Après une heure de voyage électronique, Nicolas Jaar lève le bras brièvement et quitte la scène. Vague protestation alentour, mais le jeune homme revient vite derrière ses machines et déclenche des nappes oniriques saupoudrées de parasites sonores. Ce pour quoi je l’aime. J’entends le mec qui voulait que Jaar appuie sur Play au début du spectacle grogner Non, pas ça, tout sauf ça, ils sont où les kicks ?
Le rappel dure dix minutes. Nico lève le bras, quitte la scène. Puis revient. Un timide (et paradoxalement sexuel) merci prononcé au micro et Nico fait exploser la salle. Imparable. C’est une véritable leçon que vient de nous donner le maître. Mais c’est d’un goût amer que je constate que l’on est certainement peu à l’avoir ressenti. Est ce que tout ceci est prétentieux de ma part? Le doute m’habite.
Je quitte sans plus tarder la salle afin de sauter dans un métro. Toujours la ligne 2, et je monte dans un wagon aux côtés de trois garçons qui quittent eux aussi le concert. Je les écoute discrètement.

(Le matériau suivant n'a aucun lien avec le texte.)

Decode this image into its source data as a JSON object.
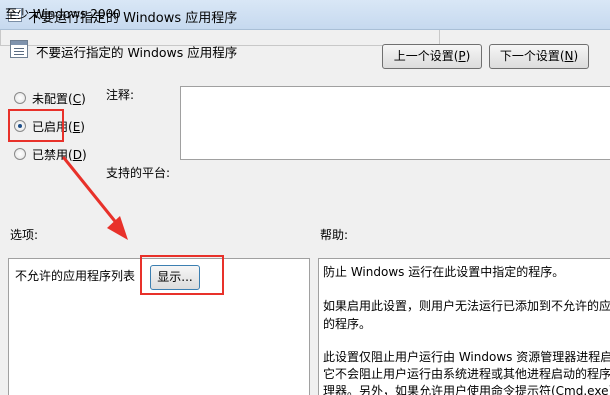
{
  "window": {
    "title": "不要运行指定的 Windows 应用程序"
  },
  "header": {
    "title": "不要运行指定的 Windows 应用程序",
    "prev_button": {
      "text": "上一个设置(",
      "key": "P",
      "end": ")"
    },
    "next_button": {
      "text": "下一个设置(",
      "key": "N",
      "end": ")"
    }
  },
  "state": {
    "options": [
      {
        "text": "未配置(",
        "key": "C",
        "end": ")",
        "checked": false
      },
      {
        "text": "已启用(",
        "key": "E",
        "end": ")",
        "checked": true
      },
      {
        "text": "已禁用(",
        "key": "D",
        "end": ")",
        "checked": false
      }
    ]
  },
  "comment": {
    "label": "注释:"
  },
  "platform": {
    "label": "支持的平台:",
    "value": "至少 Windows 2000"
  },
  "sections": {
    "options_label": "选项:",
    "help_label": "帮助:"
  },
  "options_panel": {
    "item_label": "不允许的应用程序列表",
    "show_button": "显示..."
  },
  "help": {
    "lines": [
      "防止 Windows 运行在此设置中指定的程序。",
      "如果启用此设置，则用户无法运行已添加到不允许的应",
      "的程序。",
      "此设置仅阻止用户运行由 Windows 资源管理器进程启",
      "它不会阻止用户运行由系统进程或其他进程启动的程序",
      "理器。另外，如果允许用户使用命令提示符(Cmd.exe)"
    ]
  },
  "colors": {
    "highlight": "#e8312a",
    "titlebar": "#c6d9ef",
    "background": "#f0f0f0"
  }
}
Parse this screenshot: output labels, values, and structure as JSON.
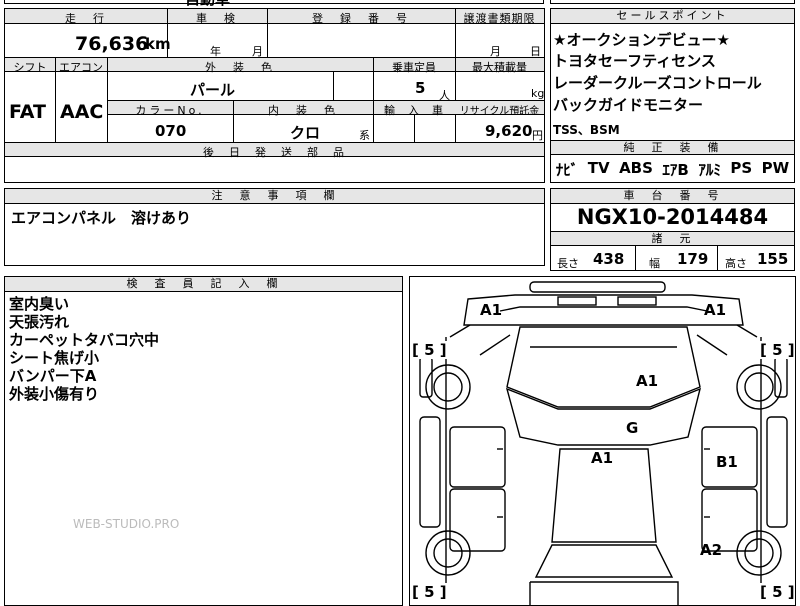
{
  "top_strip": "自動車",
  "main": {
    "h_mileage": "走　行",
    "h_inspection": "車　検",
    "h_reg": "登　録　番　号",
    "h_transfer": "譲渡書類期限",
    "mileage": "76,636",
    "mileage_unit": "km",
    "insp_year": "年",
    "insp_month": "月",
    "transfer_month": "月",
    "transfer_day": "日",
    "h_shift": "シフト",
    "h_ac": "エアコン",
    "h_exterior": "外　装　色",
    "h_capacity": "乗車定員",
    "h_maxload": "最大積載量",
    "shift": "FAT",
    "ac": "AAC",
    "exterior_color": "パール",
    "capacity": "5",
    "capacity_unit": "人",
    "maxload_unit": "kg",
    "h_colorno": "カラーNo.",
    "h_interior": "内　装　色",
    "h_import": "輸　入　車",
    "h_recycle": "リサイクル預託金",
    "color_no": "070",
    "interior_color": "クロ",
    "interior_suffix": "系",
    "recycle_fee": "9,620",
    "recycle_unit": "円",
    "h_later_parts": "後　日　発　送　部　品"
  },
  "sales": {
    "header": "セールスポイント",
    "points": [
      "★オークションデビュー★",
      "トヨタセーフティセンス",
      "レーダークルーズコントロール",
      "バックガイドモニター",
      "TSS、BSM"
    ],
    "equip_header": "純　正　装　備",
    "equipment": [
      "ﾅﾋﾞ",
      "TV",
      "ABS",
      "ｴｱB",
      "ｱﾙﾐ",
      "PS",
      "PW"
    ]
  },
  "notes": {
    "header": "注　意　事　項　欄",
    "text": "エアコンパネル　溶けあり"
  },
  "chassis": {
    "header": "車　台　番　号",
    "number": "NGX10-2014484",
    "spec_header": "諸　元",
    "len_label": "長さ",
    "len": "438",
    "wid_label": "幅",
    "wid": "179",
    "hgt_label": "高さ",
    "hgt": "155"
  },
  "inspector": {
    "header": "検　査　員　記　入　欄",
    "items": [
      "室内臭い",
      "天張汚れ",
      "カーペットタバコ穴中",
      "シート焦げ小",
      "バンパー下A",
      "外装小傷有り"
    ]
  },
  "watermark": "WEB-STUDIO.PRO",
  "diagram": {
    "marks": [
      "A1",
      "A1",
      "A1",
      "G",
      "A1",
      "B1",
      "A2"
    ],
    "tires": [
      "[ 5 ]",
      "[ 5 ]",
      "[ 5 ]",
      "[ 5 ]"
    ]
  }
}
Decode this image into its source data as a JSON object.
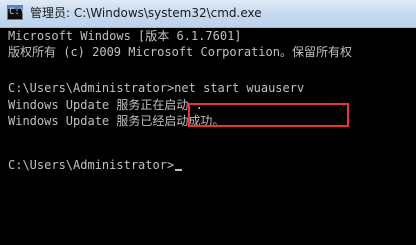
{
  "window": {
    "title": "管理员: C:\\Windows\\system32\\cmd.exe",
    "icon": "cmd-icon",
    "icon_glyph": "C:\\"
  },
  "console": {
    "lines": [
      "Microsoft Windows [版本 6.1.7601]",
      "版权所有 (c) 2009 Microsoft Corporation。保留所有权",
      "C:\\Users\\Administrator>net start wuauserv",
      "Windows Update 服务正在启动 .",
      "Windows Update 服务已经启动成功。",
      "C:\\Users\\Administrator>"
    ]
  },
  "annotation": {
    "highlight_color": "#e8333a",
    "highlighted_text": "net start wuauserv"
  }
}
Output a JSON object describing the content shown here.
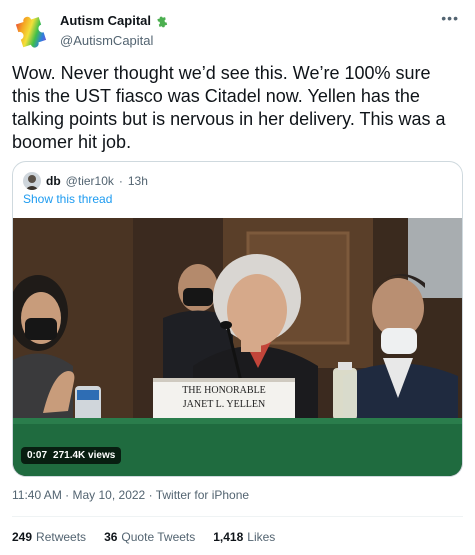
{
  "author": {
    "display_name": "Autism Capital",
    "handle": "@AutismCapital"
  },
  "tweet": {
    "text": "Wow. Never thought we’d see this. We’re 100% sure this the UST fiasco was Citadel now. Yellen has the talking points but is nervous in her delivery. This was a boomer hit job."
  },
  "quote": {
    "name": "db",
    "handle": "@tier10k",
    "dot": "·",
    "time": "13h",
    "show_thread": "Show this thread",
    "video": {
      "duration": "0:07",
      "views": "271.4K views",
      "nameplate_line1": "THE HONORABLE",
      "nameplate_line2": "JANET L. YELLEN"
    }
  },
  "meta": {
    "time": "11:40 AM",
    "date": "May 10, 2022",
    "source": "Twitter for iPhone",
    "sep": "·"
  },
  "stats": {
    "retweets_count": "249",
    "retweets_label": "Retweets",
    "quotes_count": "36",
    "quotes_label": "Quote Tweets",
    "likes_count": "1,418",
    "likes_label": "Likes"
  },
  "icons": {
    "avatar": "puzzle-piece-icon",
    "badge": "green-puzzle-badge-icon",
    "more": "more-options-icon"
  },
  "colors": {
    "link": "#1d9bf0",
    "secondary_text": "#536471",
    "primary_text": "#0f1419"
  }
}
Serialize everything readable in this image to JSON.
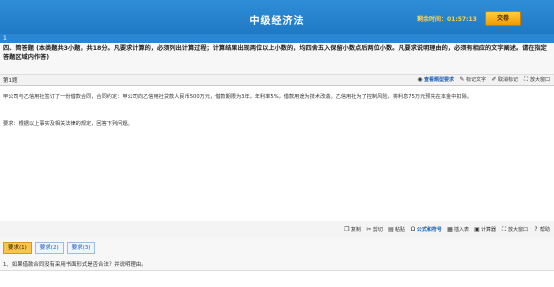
{
  "header": {
    "title": "中级经济法",
    "timer_label": "剩余时间：01:57:13",
    "submit_label": "交卷"
  },
  "question_strip": {
    "number": "1"
  },
  "instructions": "四、简答题 (本类题共3小题，共18分。凡要求计算的，必须列出计算过程；计算结果出现两位以上小数的，均四舍五入保留小数点后两位小数。凡要求说明理由的，必须有相应的文字阐述。请在指定答题区域内作答)",
  "question_bar": {
    "label": "第1题",
    "tools": [
      {
        "name": "view-answer",
        "label": "查看题型要求",
        "icon": "eye-icon"
      },
      {
        "name": "mark",
        "label": "标记文字",
        "icon": "pencil-icon"
      },
      {
        "name": "unmark",
        "label": "取消标记",
        "icon": "eraser-icon"
      },
      {
        "name": "enlarge",
        "label": "放大窗口",
        "icon": "expand-icon"
      }
    ]
  },
  "content": {
    "text": "甲公司与乙信用社签订了一份借款合同，合同约定：甲公司向乙信用社贷款人民币500万元，借款期限为3年，年利率5%，借款用途为技术改造。乙信用社为了控制风险，将利息75万元预先在本金中扣除。",
    "requirement": "要求：根据以上事实及相关法律的规定，回答下列问题。"
  },
  "edit_toolbar": [
    {
      "name": "copy",
      "label": "复制",
      "icon": "copy-icon"
    },
    {
      "name": "cut",
      "label": "剪切",
      "icon": "scissors-icon"
    },
    {
      "name": "paste",
      "label": "粘贴",
      "icon": "paste-icon"
    },
    {
      "name": "formula",
      "label": "公式和符号",
      "icon": "formula-icon"
    },
    {
      "name": "insert-table",
      "label": "插入表",
      "icon": "table-icon"
    },
    {
      "name": "calculator",
      "label": "计算器",
      "icon": "calculator-icon"
    },
    {
      "name": "enlarge",
      "label": "放大窗口",
      "icon": "expand-icon"
    },
    {
      "name": "help",
      "label": "帮助",
      "icon": "help-icon"
    }
  ],
  "tabs": [
    {
      "label": "要求(1)",
      "active": true
    },
    {
      "label": "要求(2)",
      "active": false
    },
    {
      "label": "要求(3)",
      "active": false
    }
  ],
  "subquestion": "1、如果借款合同没有采用书面形式是否合法？并说明理由。"
}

Putain c’était nul à chier, dit l’un la mâchoire pendante. Je sais même pas pourquoi j’ai acheté ce putain de billet 50 euros devant la salle, c’était de la merde fais chier. Mais du coup on a pris ce foutu MDMA y’a une demie heure, faut qu’on aille chez l’un de nous les gars, tant pis pour les cours demain, dit un autre, les yeux roulants dans leurs orbites. En tout cas, plus jamais je vais voir ce bouffon de Jaar, ajoute le dernier tandis que nous passons devant l’affiche de promo de l’expo Oscar Wilde. Les gens n’avaient pas l’air stupides ce soir, certains avaient même plutôt l’air éduqués, diplômés. Mais même si l‘éducation est une chose admirable, il est primordial de se souvenir de temps en temps que rien de ce qui est digne d’être connu ne peut s’enseigner.
Pardonne les, Nicolas Jaar, ils ne comprennent rien à ton art.